Halloween is a time for people to dress up in costumes. At comic book conventions, people dress as their favorite movie, comic book, and cartoon characters. Halloween is like one giant comic-book convention. And if over the course of tonight I don’t see at least three people dressed as Steve Jobs, I’m going to be very surprised.
And a little disappointed. At last year’s New York Comic-Con, I saw someone walking around in a homemade Optimus Prime costume that was so true to the movie original that it, too, could out-act Shia LeBeouf. By comparison, a Steve Jobs costume is a snap: Jeans, turtleneck, and if you really want to go all-out, you need the right New Balance sneakers.

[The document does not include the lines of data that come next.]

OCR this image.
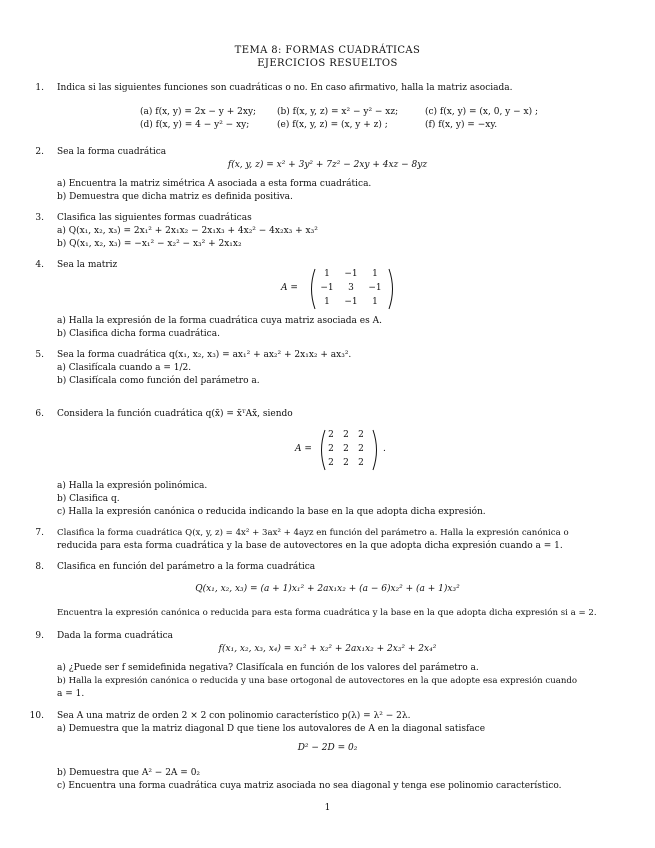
TEMA 8: FORMAS CUADRÁTICAS
EJERCICIOS RESUELTOS
1. Indica si las siguientes funciones son cuadráticas o no. En caso afirmativo, halla la matriz asociada.
(a) f(x, y) = 2x − y + 2xy; (b) f(x, y, z) = x² − y² − xz;	(c) f(x, y) = (x, 0, y − x) ;
(d) f(x, y) = 4 − y² − xy;	(e) f(x, y, z) = (x, y + z) ;	(f) f(x, y) = −xy.
2. Sea la forma cuadrática
f(x, y, z) = x² + 3y² + 7z² − 2xy + 4xz − 8yz
a) Encuentra la matriz simétrica A asociada a esta forma cuadrática.
b) Demuestra que dicha matriz es definida positiva.
3. Clasifica las siguientes formas cuadráticas
a) Q(x₁, x₂, x₃) = 2x₁² + 2x₁x₂ − 2x₁x₃ + 4x₂² − 4x₂x₃ + x₃²
b) Q(x₁, x₂, x₃) = −x₁² − x₂² − x₃² + 2x₁x₂
4. Sea la matriz
A =
1	−1	1
−1	3	−1
1	−1	1
a) Halla la expresión de la forma cuadrática cuya matriz asociada es A.
b) Clasifica dicha forma cuadrática.
5. Sea la forma cuadrática q(x₁, x₂, x₃) = ax₁² + ax₂² + 2x₁x₂ + ax₃².
a) Clasifícala cuando a = 1/2.
b) Clasifícala como función del parámetro a.
6. Considera la función cuadrática q(x̄) = x̄ᵀAx̄, siendo
A =
2	2	2
2	2	2
2	2	2
.
a) Halla la expresión polinómica.
b) Clasifica q.
c) Halla la expresión canónica o reducida indicando la base en la que adopta dicha expresión.
7. Clasifica la forma cuadrática Q(x, y, z) = 4x² + 3ax² + 4ayz en función del parámetro a. Halla la expresión canónica o
reducida para esta forma cuadrática y la base de autovectores en la que adopta dicha expresión cuando a = 1.
8. Clasifica en función del parámetro a la forma cuadrática
Q(x₁, x₂, x₃) = (a + 1)x₁² + 2ax₁x₂ + (a − 6)x₂² + (a + 1)x₃²
Encuentra la expresión canónica o reducida para esta forma cuadrática y la base en la que adopta dicha expresión si a = 2.
9. Dada la forma cuadrática
f(x₁, x₂, x₃, x₄) = x₁² + x₂² + 2ax₁x₂ + 2x₃² + 2x₄²
a) ¿Puede ser f semidefinida negativa? Clasifícala en función de los valores del parámetro a.
b) Halla la expresión canónica o reducida y una base ortogonal de autovectores en la que adopte esa expresión cuando
a = 1.
10. Sea A una matriz de orden 2 × 2 con polinomio característico p(λ) = λ² − 2λ.
a) Demuestra que la matriz diagonal D que tiene los autovalores de A en la diagonal satisface
D² − 2D = 0₂
b) Demuestra que A² − 2A = 0₂
c) Encuentra una forma cuadrática cuya matriz asociada no sea diagonal y tenga ese polinomio característico.
1
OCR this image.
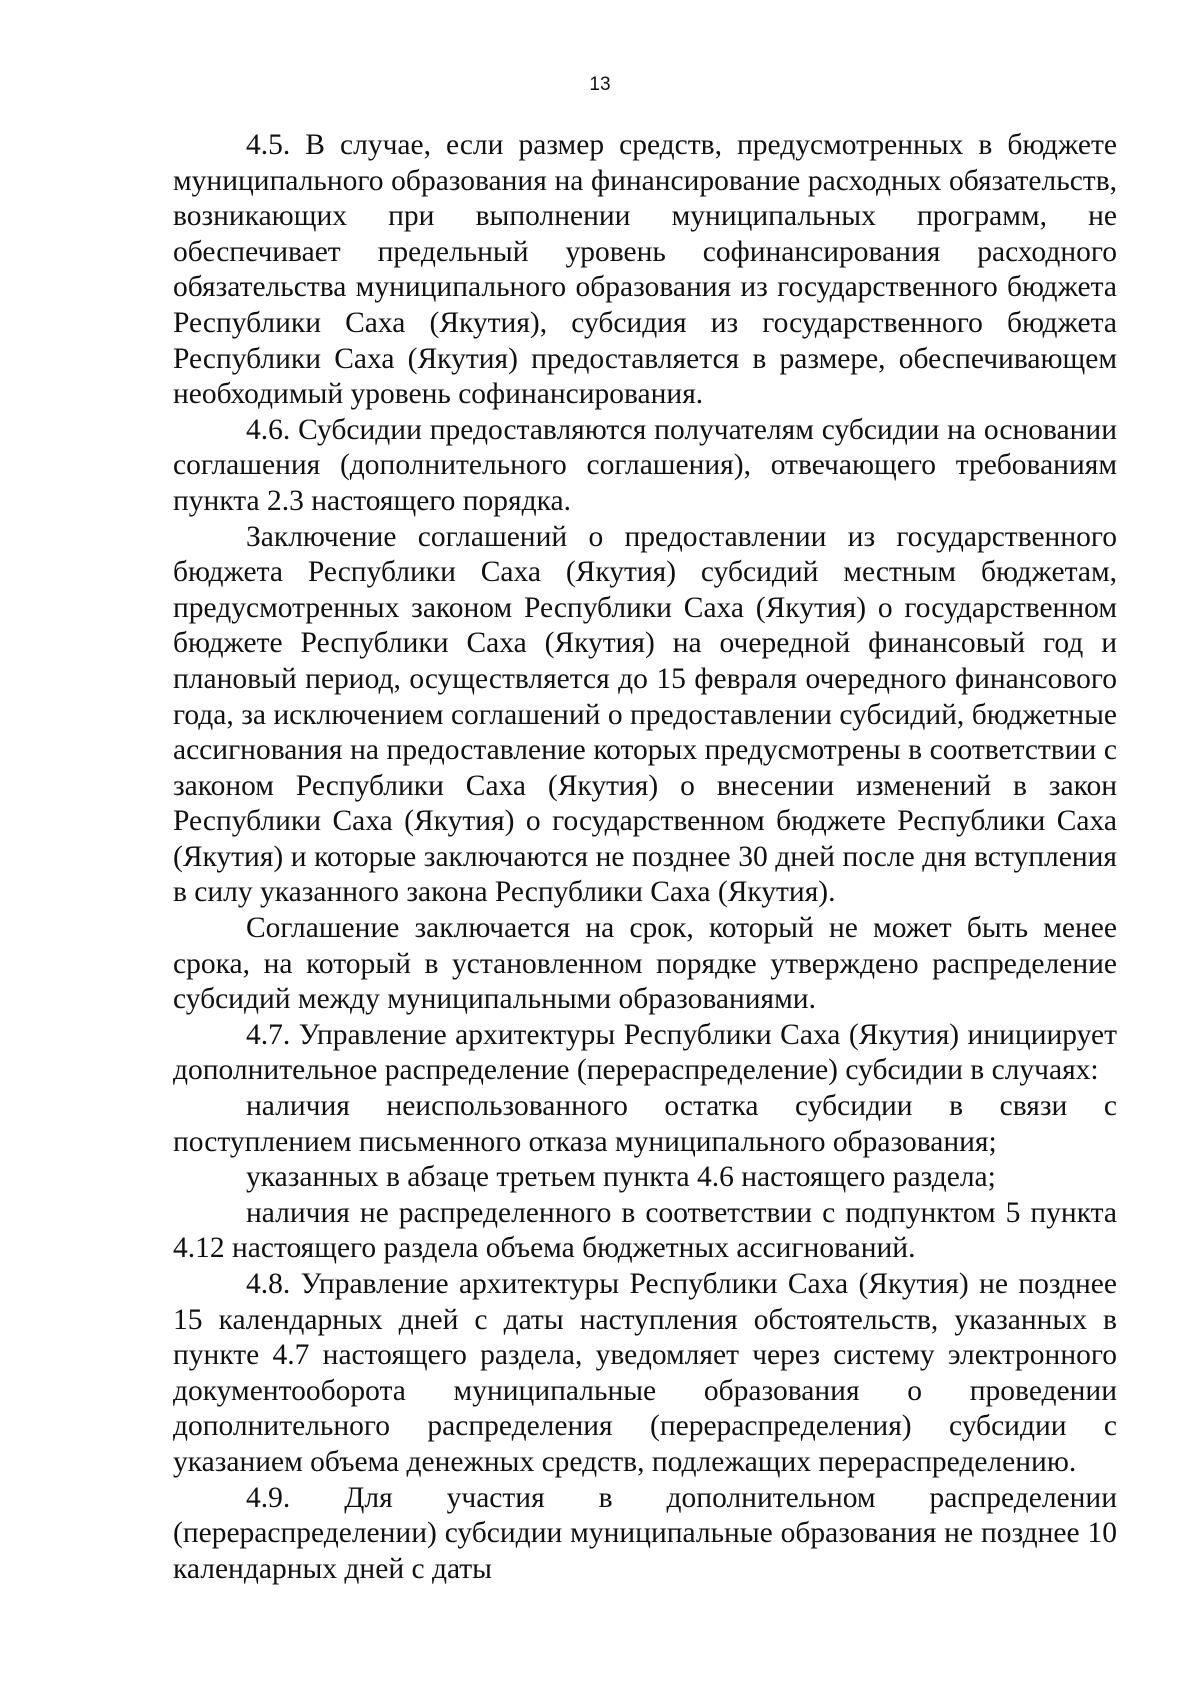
13

4.5. В случае, если размер средств, предусмотренных в бюджете муниципального образования на финансирование расходных обязательств, возникающих при выполнении муниципальных программ, не обеспечивает предельный уровень софинансирования расходного обязательства муниципального образования из государственного бюджета Республики Саха (Якутия), субсидия из государственного бюджета Республики Саха (Якутия) предоставляется в размере, обеспечивающем необходимый уровень софинансирования.

4.6. Субсидии предоставляются получателям субсидии на основании соглашения (дополнительного соглашения), отвечающего требованиям пункта 2.3 настоящего порядка.

Заключение соглашений о предоставлении из государственного бюджета Республики Саха (Якутия) субсидий местным бюджетам, предусмотренных законом Республики Саха (Якутия) о государственном бюджете Республики Саха (Якутия) на очередной финансовый год и плановый период, осуществляется до 15 февраля очередного финансового года, за исключением соглашений о предоставлении субсидий, бюджетные ассигнования на предоставление которых предусмотрены в соответствии с законом Республики Саха (Якутия) о внесении изменений в закон Республики Саха (Якутия) о государственном бюджете Республики Саха (Якутия) и которые заключаются не позднее 30 дней после дня вступления в силу указанного закона Республики Саха (Якутия).

Соглашение заключается на срок, который не может быть менее срока, на который в установленном порядке утверждено распределение субсидий между муниципальными образованиями.

4.7. Управление архитектуры Республики Саха (Якутия) инициирует дополнительное распределение (перераспределение) субсидии в случаях:

наличия неиспользованного остатка субсидии в связи с поступлением письменного отказа муниципального образования;

указанных в абзаце третьем пункта 4.6 настоящего раздела;

наличия не распределенного в соответствии с подпунктом 5 пункта 4.12 настоящего раздела объема бюджетных ассигнований.

4.8. Управление архитектуры Республики Саха (Якутия) не позднее 15 календарных дней с даты наступления обстоятельств, указанных в пункте 4.7 настоящего раздела, уведомляет через систему электронного документооборота муниципальные образования о проведении дополнительного распределения (перераспределения) субсидии с указанием объема денежных средств, подлежащих перераспределению.

4.9. Для участия в дополнительном распределении (перераспределении) субсидии муниципальные образования не позднее 10 календарных дней с даты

No, I’m being silly. I’ll definitely see some Steve Jobses. And not because so many people already have most of the components in their closets: it’s because just like the fictional pop-culture heroes, millions of people found something in Steve’s public life that they found relatable and relevant to their own lives.

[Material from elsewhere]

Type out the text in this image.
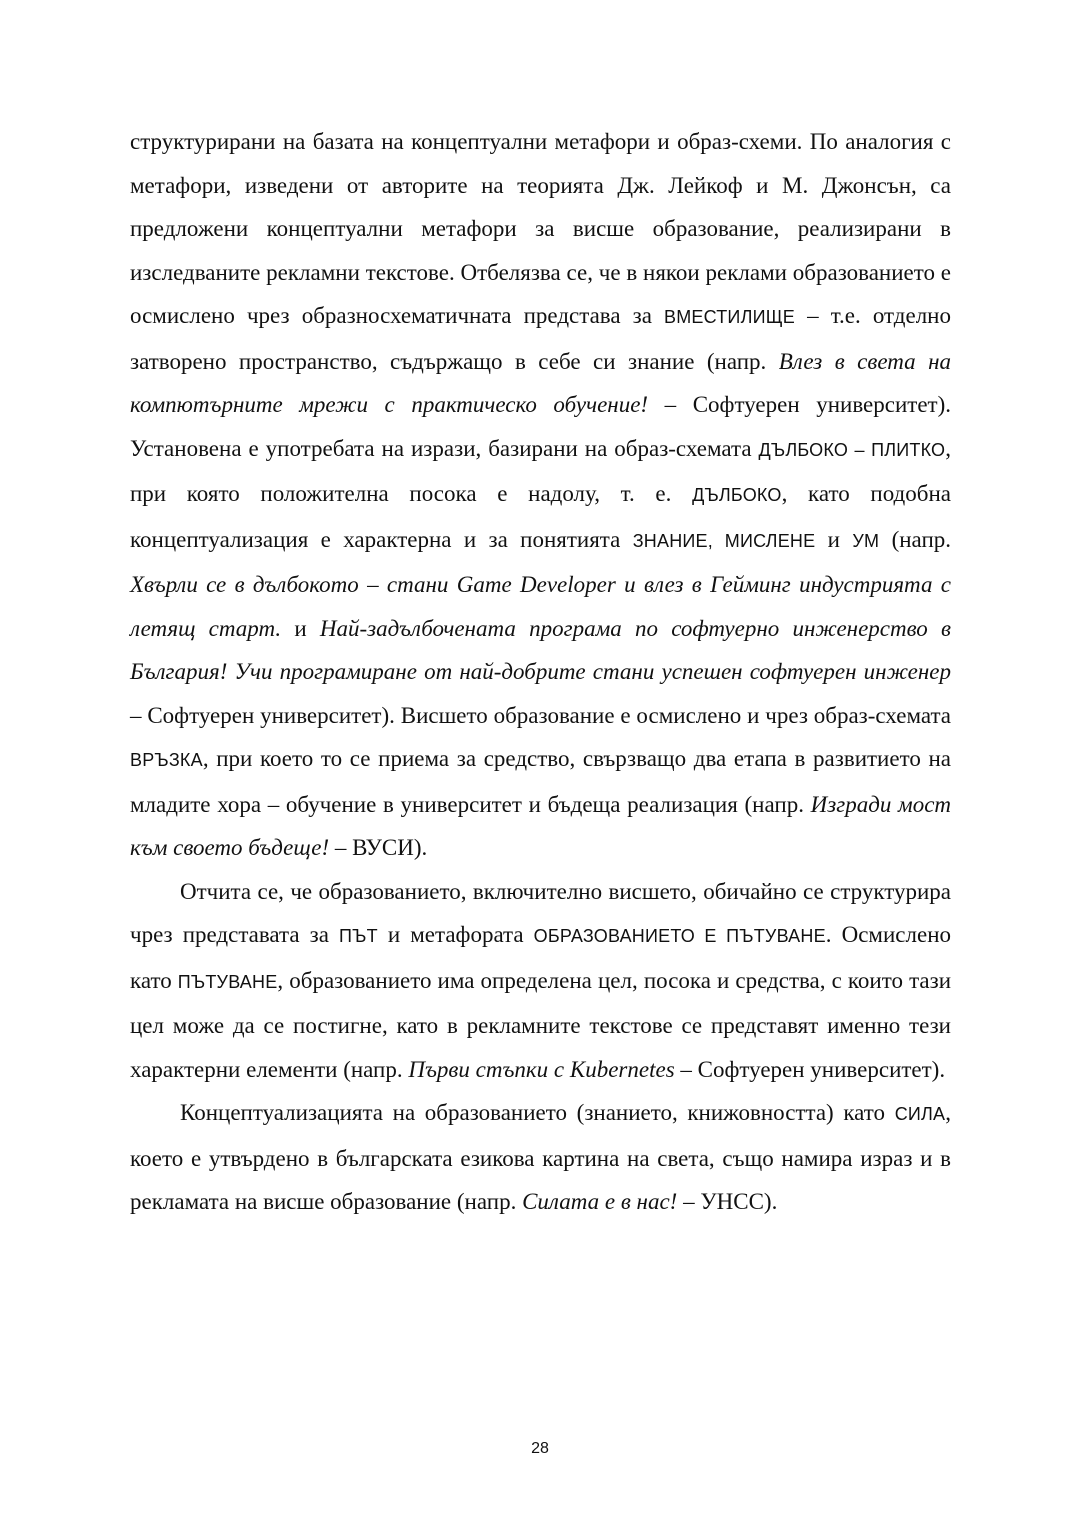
структурирани на базата на концептуални метафори и образ-схеми. По аналогия с метафори, изведени от авторите на теорията Дж. Лейкоф и М. Джонсън, са предложени концептуални метафори за висше образование, реализирани в изследваните рекламни текстове. Отбелязва се, че в някои реклами образованието е осмислено чрез образносхематичната представа за ВМЕСТИЛИЩЕ – т.е. отделно затворено пространство, съдържащо в себе си знание (напр. Влез в света на компютърните мрежи с практическо обучение! – Софтуерен университет). Установена е употребата на изрази, базирани на образ-схемата ДЪЛБОКО – ПЛИТКО, при която положителна посока е надолу, т. е. ДЪЛБОКО, като подобна концептуализация е характерна и за понятията ЗНАНИЕ, МИСЛЕНЕ и УМ (напр. Хвърли се в дълбокото – стани Game Developer и влез в Гейминг индустрията с летящ старт. и Най-задълбочената програма по софтуерно инженерство в България! Учи програмиране от най-добрите стани успешен софтуерен инженер – Софтуерен университет). Висшето образование е осмислено и чрез образ-схемата ВРЪЗКА, при което то се приема за средство, свързващо два етапа в развитието на младите хора – обучение в университет и бъдеща реализация (напр. Изгради мост към своето бъдеще! – ВУСИ).

Отчита се, че образованието, включително висшето, обичайно се структурира чрез представата за ПЪТ и метафората ОБРАЗОВАНИЕТО Е ПЪТУВАНЕ. Осмислено като ПЪТУВАНЕ, образованието има определена цел, посока и средства, с които тази цел може да се постигне, като в рекламните текстове се представят именно тези характерни елементи (напр. Първи стъпки с Kubernetes – Софтуерен университет).

Концептуализацията на образованието (знанието, книжовността) като СИЛА, което е утвърдено в българската езикова картина на света, също намира израз и в рекламата на висше образование (напр. Силата е в нас! – УНСС).

28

Steve has been gone for less than four weeks. His face dominates the glossies on the newsstand. Even the celebrity mags. Last week’s People magazine featured a guy who, throughout an unusually productive life, was responsible for taking abstract technology and turning them into real products the average consumer could understand and benefit from. In the minds of the editors of “People,” the celebrity that could sell the most magazines this week was a man who actually built things, not a fitness instructor who did the husband of an actress of whom “People”’s readership is exploitably fond.
That’s very, very cool.
Though it feels weird to even think of Steve as a celebrity. The word is almost a backhanded insult, isn’t it? In Thomas Lennon and Robert Ben Garant’s book on the screenwriting business, they describe a hierarchy. Tom Hanks is a movie star. He’s done so much great work carrying the lead roles in so many successful, high-profile movies that any script he wants to appear in will get made. One rung down, there are “movie actors” like Gary Sinise and Gary Oldman—some of these people are not named Gary, I should say—who are so good at what they do that they get to pick and choose from the roles that are offered to them.
And then there are… the celebrities. Paris Hilton and Kim Kardashian are… celebrities. The reason why you call them “celebrities” instead of “actors” or “writers” or whatever it is that they do is that they don’t actually do anything. Their life’s work, the one passion that informs every choice they make, is their fame.
Bill Gates, Mark Zuckerberg, and Dean Kamen are probably the only celebrity technologists we have left. And here we define “celebrity” as “well known enough that their names and signature accomplishments would be familiar to the average person.” Woz would be on that list, but since leaving Apple, he’s happily shifted his public pursuits away from building new technology and towards education. Jeff Bezos, too, but for the fact that he seems to shun the spotlight.
Celebrity technologists are so rare because they have problems that no other celebrities have. First, people are always asking them to fix their computers, and secondly, nobody else is under lifelong pressure to always have a good answer to the question “But what have you done recently?” Nobody ever complained to Tom Hanks that the movie he made this year was a crushing disappointment because he looked mostly the same as he did in the movie he made the year before.
Which is why celebrity technologists like Steve Jobs are so rare. Kim Kardashian has a full-time job just trying to make herself seem famous. Technologists, however, have to actually produce things. We might never get another one of “our people” on the cover of a major newsmagazine again, but that’s just fine. We’re more happy with the tangible things that these people create.
(Also: none of us want to see a technologist’s sex video. I imagine that the whole thing is just bad skin and efficient technique.)
Moving on
When a loved one dies, first you mourn the loss, then you comfort the bereaved, then you celebrate the life of the deceased…and then you move on.
I’ve spent much of the past month thinking about and writing about Jobs, a man who’s been an offstage, two-degrees-of-separation presence throughout my entire life. It’s important to consider the complete dimensions of his life—the very good, and the bad—but at the end you’re still left impressed.
There’s plenty of accidental symbolism in the release of iOS 5 and iCloud a week (to the day) after his death. Steve had been pointing Apple towards iCloud since he was a mere Advisor To Apple’s CEO. In a 1997 Q&A with developers, he was asked to be specific about certain transformative technologies that he believed Apple should be pursuing. He quickly leaped into a description of a system that NeXT had developed for in-house use: a massive server that backed up everybody’s home directory and could serve it to any NeXT machine anywhere. He spoke of a working environment in which being near “his” computer wasn’t important so long as he was near “a” computer, and he never lost a single file due to a hard drive crash because a server was handling backups constantly.
It’s iCloud, without the nifty name or the industry buzzword behind it.
But the larger symbolism—at least to my eyes—is that iCloud and iOS 5 and iPhone 4S are the next things. Apple is moving on. As it should.
The worst thing for Apple would be if the lingering presence of the world’s most famous technologist poisoned every discussion of every future strategy with the question “What would Steve do?” Steve would be making decisions based on brand-new technologies and concepts that would require years to develop into practical products and services.
Copying the results of decisions that Steve Jobs made three years ago is traditionally the purview of Apple’s competitors… not Apple.